Suite à l’éruption du volcan, la ville de Chaitén, devenue village fantôme, ne pouvait être reconstruite que dans une autre zone, où le risque volcanique était plus faible. L’Etat chilien se refusait en effet à dépenser le moindre centime pour la réhabilitation d’une ville se trouvant au pied d’un volcan qui menaçait de tout dévaster à chaque instant. Tous les moyens sont bons pour inciter les habitants à ne pas revenir s’installer à Chaitén. Chaque famille s’est ainsi vu proposer un bon de 820 $US en plus du rachat de leur terrain par l’Etat. Mais plusieurs irréductibles ont refusé l’offre et reconstruit leur maison malgré l’absence de tout service public dans la ville (pas d’eau courante, ni d’électricité, d’écoles ou encore de centre de santé). Le gouvernement souhaitait en effet laisser Chaitén pour ville morte, d’autant qu’un an plus tard, une autre éruption s’est déclarée, formant un troisième cratère au volcan qui ne cesse de grandir.
Aujourd’hui, le bilan écologique de ces éruptions successives est lourd : tous les ruisseaux qui prenaient leur source près de ce volcan sont contaminés, et la vie aquatique y est encore très balbutiante. Les forêts ont été étouffées par les pluies de cendres, et le sous-bois commence tout juste à reprendre vie. Des émanations de vapeurs dans certains cours d’eau laissent en plus présager l’apparition de pluies acides dans la région.
Devant l’insistance des habitants de Chaitén, le Chili n’a eu d’autre choix que de revenir sur ses décisions et de laisser les sinistrés venir se réinstaller dans leur ville ; malgré toutes les propositions de délocalisation qui leur avaient été faites.

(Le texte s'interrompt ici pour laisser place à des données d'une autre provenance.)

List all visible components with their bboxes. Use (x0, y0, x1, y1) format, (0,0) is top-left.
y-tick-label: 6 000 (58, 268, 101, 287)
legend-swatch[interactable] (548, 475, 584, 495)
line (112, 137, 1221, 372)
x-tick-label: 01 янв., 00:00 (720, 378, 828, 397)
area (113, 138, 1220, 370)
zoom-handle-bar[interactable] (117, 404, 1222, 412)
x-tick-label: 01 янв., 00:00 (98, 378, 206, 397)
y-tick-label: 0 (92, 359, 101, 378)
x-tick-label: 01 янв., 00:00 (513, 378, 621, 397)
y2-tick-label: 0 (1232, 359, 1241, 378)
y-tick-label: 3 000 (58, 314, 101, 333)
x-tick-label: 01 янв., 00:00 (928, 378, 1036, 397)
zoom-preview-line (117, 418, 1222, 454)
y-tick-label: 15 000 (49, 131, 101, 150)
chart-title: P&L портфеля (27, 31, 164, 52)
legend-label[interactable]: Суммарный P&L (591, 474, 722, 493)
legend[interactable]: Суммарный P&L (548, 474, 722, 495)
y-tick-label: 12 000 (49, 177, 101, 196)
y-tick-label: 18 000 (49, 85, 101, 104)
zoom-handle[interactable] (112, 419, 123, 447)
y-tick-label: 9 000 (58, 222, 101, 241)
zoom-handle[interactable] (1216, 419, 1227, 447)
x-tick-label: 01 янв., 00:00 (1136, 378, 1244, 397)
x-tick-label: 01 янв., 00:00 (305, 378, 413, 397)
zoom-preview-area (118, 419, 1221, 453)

L’Etat a même été jusqu’à leur offrir une nouvelle maison à Puerto Montt, la plus grosse ville alentours. Après trois ans d’efforts, le circuit d’eau potable vient à peine d’être rétabli dans la ville de Chaitén, et le dernier recensement de 2011 comptait environ 500 habitants.
Mais cette volonté de faire renaître Chaitén de ses cendres est-elle vraiment raisonnable ? Les vulcanologues sont pourtant formels : l’activité de ce volcan ne baisse pas, et le pire reste peut être à venir car une autre éruption pourrait arracher un flanc au cratère, laissant ainsi la lave se déverser sur la ville. L’ombre de ce monstre explosif continue donc de planer sur cette cité qui ne cesse pourtant de se repeupler au fil du temps.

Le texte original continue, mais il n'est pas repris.